Ce n'est pas que l'ont [sic] n'ait entendu accuser, comme d'usage, ce dénouement d'immoralité. Ce reproche banal vient toujours d'un faux principe répété sans cesse, même par des critiques éclairés, bien sûrs de faire des milliers d'échos. Ce principe, qui condamne d'un mot les ouvrages les plus utiles & les plus intéressans, est que toute faute impunie au dénouement est une immoralité dramatique : ceux qui le défendent ne voyent pas que la moralité théâtrale d'une action dramatique n'est pas dans son dénouement, mais dans l'effet qu'elle produit pendant sa durée : le triomphe d'un scélérat, tel que Mahomet, n'empêche pas que tout son rôle ne me fasse détester le fanatisme & respecter Zopire. Je dis plus : je trouverois bien plus d'immoralité à peindre le vice ou le crime sous des formes séduisantes, quand bien même on le feroit punir à la fin, qu'à le faire craindre & mépriser pendant tout l'ouvrage, & réussir au dénoument.

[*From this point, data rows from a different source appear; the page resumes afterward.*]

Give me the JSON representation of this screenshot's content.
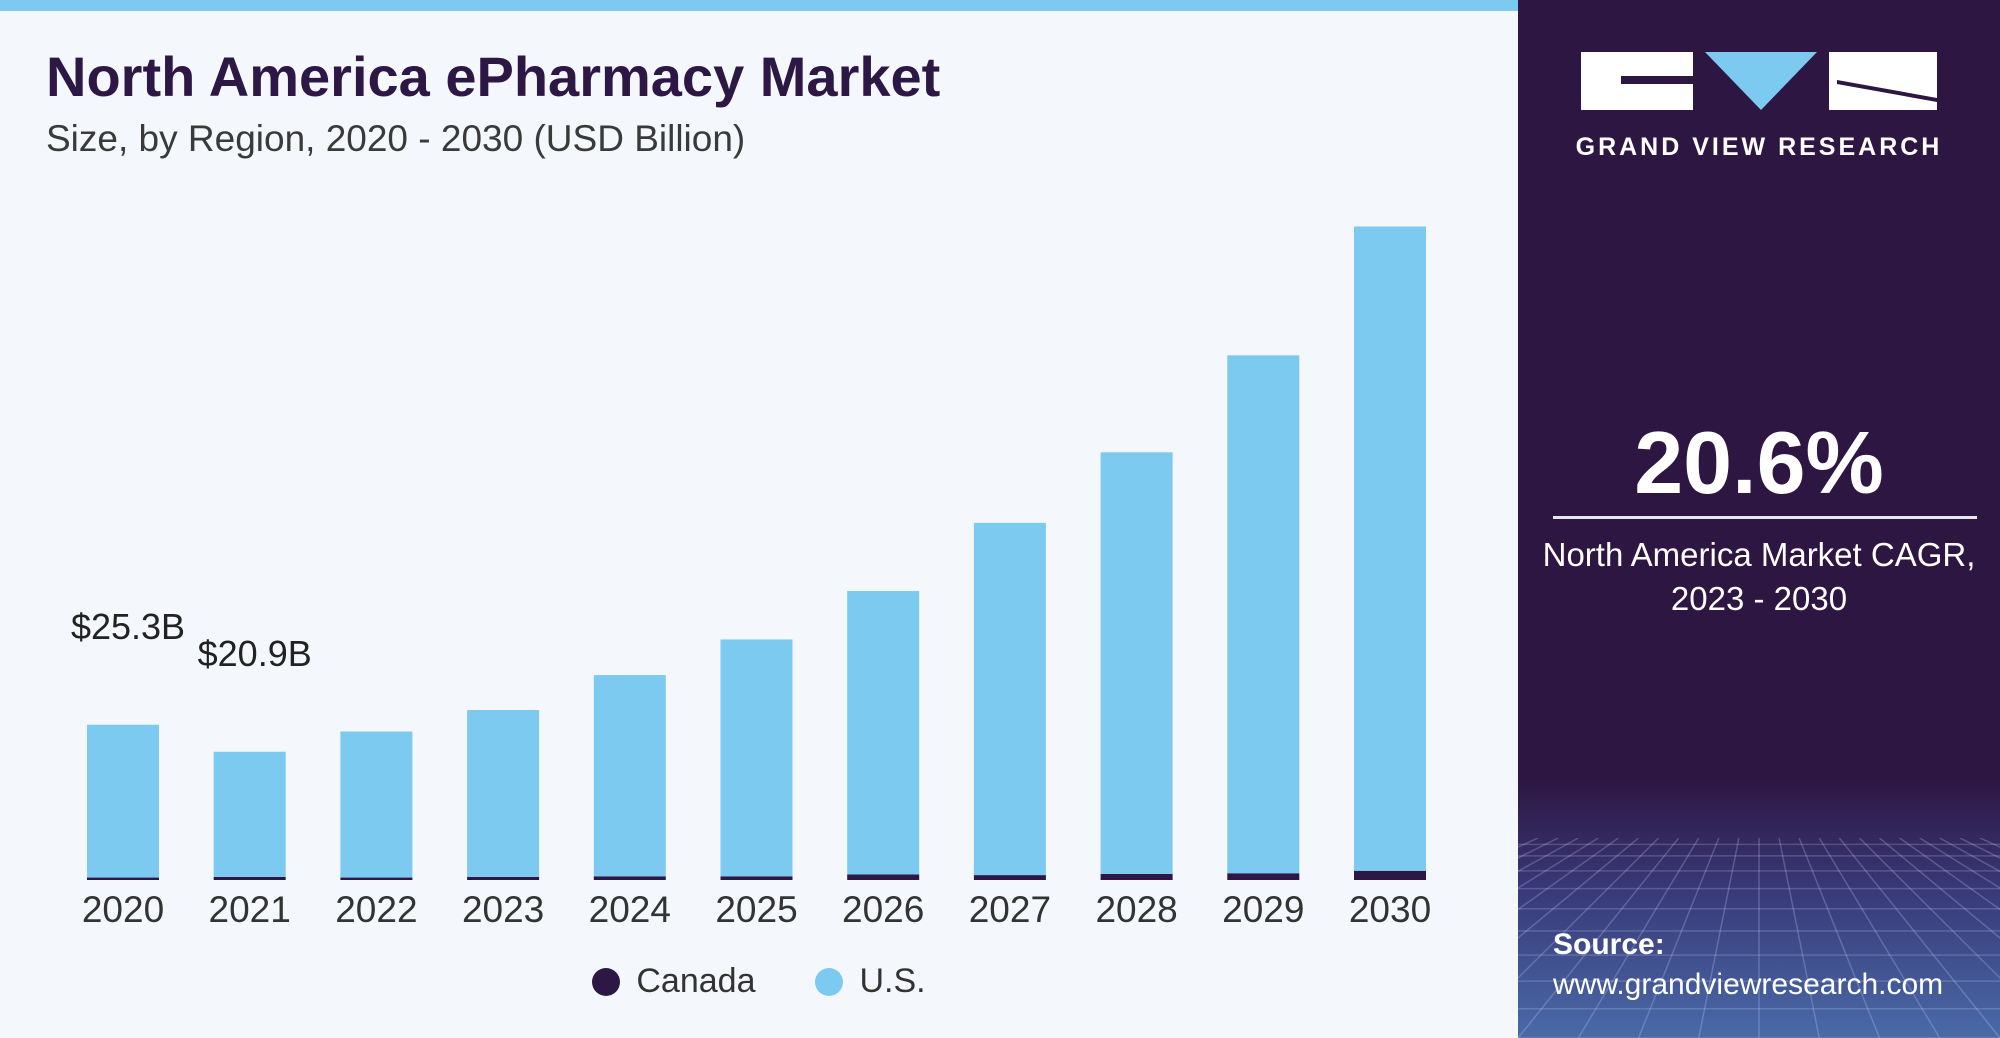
{
  "header": {
    "title": "North America ePharmacy Market",
    "subtitle": "Size, by Region, 2020 - 2030 (USD Billion)"
  },
  "colors": {
    "canada": "#2c1745",
    "us": "#7ccaf0",
    "panel": "#2d1641",
    "accent": "#7ccaf0"
  },
  "chart_data": {
    "type": "bar",
    "stacked": true,
    "categories": [
      "2020",
      "2021",
      "2022",
      "2023",
      "2024",
      "2025",
      "2026",
      "2027",
      "2028",
      "2029",
      "2030"
    ],
    "series": [
      {
        "name": "Canada",
        "values": [
          0.4,
          0.5,
          0.4,
          0.5,
          0.6,
          0.6,
          0.9,
          0.8,
          1.0,
          1.1,
          1.5
        ]
      },
      {
        "name": "U.S.",
        "values": [
          24.9,
          20.4,
          23.8,
          27.2,
          32.8,
          38.6,
          46.2,
          57.4,
          68.7,
          84.4,
          105.0
        ]
      }
    ],
    "annotations": [
      {
        "category": "2020",
        "label": "$25.3B"
      },
      {
        "category": "2021",
        "label": "$20.9B"
      }
    ],
    "ylim": [
      0,
      110
    ],
    "grid": false,
    "legend": "bottom-center"
  },
  "sidebar": {
    "brand": "GRAND VIEW RESEARCH",
    "cagr_value": "20.6%",
    "cagr_label_line1": "North America Market CAGR,",
    "cagr_label_line2": "2023 - 2030",
    "source_label": "Source:",
    "source_url": "www.grandviewresearch.com"
  }
}
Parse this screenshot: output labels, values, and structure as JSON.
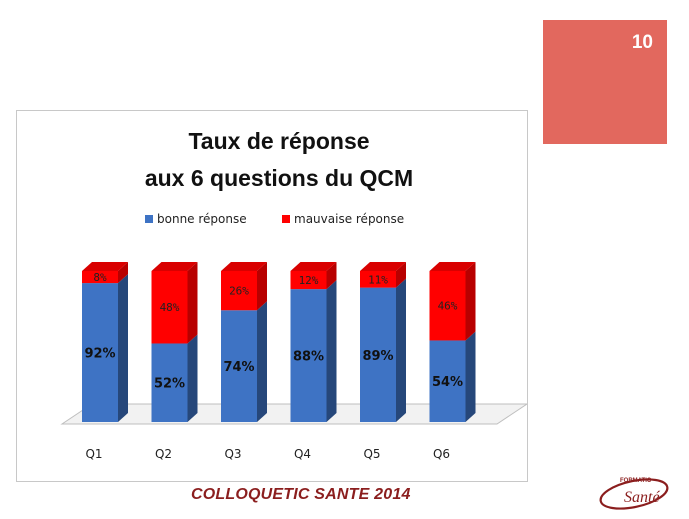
{
  "slide": {
    "page_number": "10",
    "footer": "COLLOQUETIC SANTE 2014",
    "badge_color": "#E2685E"
  },
  "logo": {
    "top_text": "FORMATIC",
    "main_text": "Santé",
    "color": "#8B1E1E"
  },
  "chart_data": {
    "type": "bar",
    "stacked": true,
    "title_lines": [
      "Taux de réponse",
      "aux 6 questions du QCM"
    ],
    "categories": [
      "Q1",
      "Q2",
      "Q3",
      "Q4",
      "Q5",
      "Q6"
    ],
    "series": [
      {
        "name": "bonne réponse",
        "color": "#3E73C4",
        "values": [
          92,
          52,
          74,
          88,
          89,
          54
        ],
        "labels": [
          "92%",
          "52%",
          "74%",
          "88%",
          "89%",
          "54%"
        ]
      },
      {
        "name": "mauvaise réponse",
        "color": "#FF0000",
        "values": [
          8,
          48,
          26,
          12,
          11,
          46
        ],
        "labels": [
          "8%",
          "48%",
          "26%",
          "12%",
          "11%",
          "46%"
        ]
      }
    ],
    "ylim": [
      0,
      100
    ],
    "legend_position": "top",
    "grid": false
  }
}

Il faut d'ailleurs bien prendre garde de trop généraliser un principe sévère, & de mettre au même rang les crimes irrémissibles & les fautes que peut expier un long & sincère repentir. Telle est celle de madame de Mélau, & ici j'en appelle à tout un sexe & à la moitié de l'autre. Quelle est la femme, même prête à faillir, qui en voyant les tourmens, les remords, l'humiliation de cette épouse infidelle, mais repentante, ne se sente plutôt arrêtée qu'encouragée dans le chemin des foiblesses. N'oublions pas ce beau vers de Voltaire :

Dieu fit du repentir la vertu des mortels.

Si le retour à la vertu étoit regardé comme impossible, si les erreurs ne pouvoient plus reconquérir l'estime perdue, l'inutilité du remords enhardiroit les coupables au lieu de les ramener.

L'ouvrage intitulé : Misantropie & repentir, a donc atteint son but moral, quoi qu'on en puisse dire ; il intéresse fortement pendant les trois derniers actes ; les deux premiers sont lents & chargés d'épisodes déplacés, mais on les pardonne en faveur des autres.

Le style est quelquefois affecté & les expressions pénibles, il sent la gêne de la traduction ;
mais il étincelle aussi par fois de ces mots heureux, imprévus & profondément sentis qui lui donnent du charme & qui distinguent l'écrivain penseur.

Le C. Saint-Fal déploye dans le rôle du mari misantrope & sensible, un talent supérieur par les nuances qu'il lui donne. La citoyenne Simon fait voir beaucoup de sensibilité, quelquefois un peu trop d'art dans celui de la baronne, le C. Dorsan beaucoup de noblesse & de chaleur dans celui du major ; on désireroit un peu moins d'apprêt, un peu plus de naturel dans ses tgestes. Les autres rôles ne sont qu'accessoires ; mais l'ensemble de l'ouvrage est soigné ; les artistes de l'Odéon sont louables pour l'attention qu'ils donnent aux ouvrages qu'on leur confie.

On dit que nous devons la mise de cette pièce à la citoyenne Molé, artiste de ce même théâtre, dont le nom rappelle des titres à l'estime du public, & qui dans les rôles de caractères, promet elle-même aux amateurs de la bonne comédie de leur rappeler aussi des jouissances ; elle joue avec esprit, gaieté & intelligence.

Le Magasin encyclopédique, ou Journal des sciences, des lettres et des arts est revenu à plusieurs reprises sur la pièce imitée de Kotzebue.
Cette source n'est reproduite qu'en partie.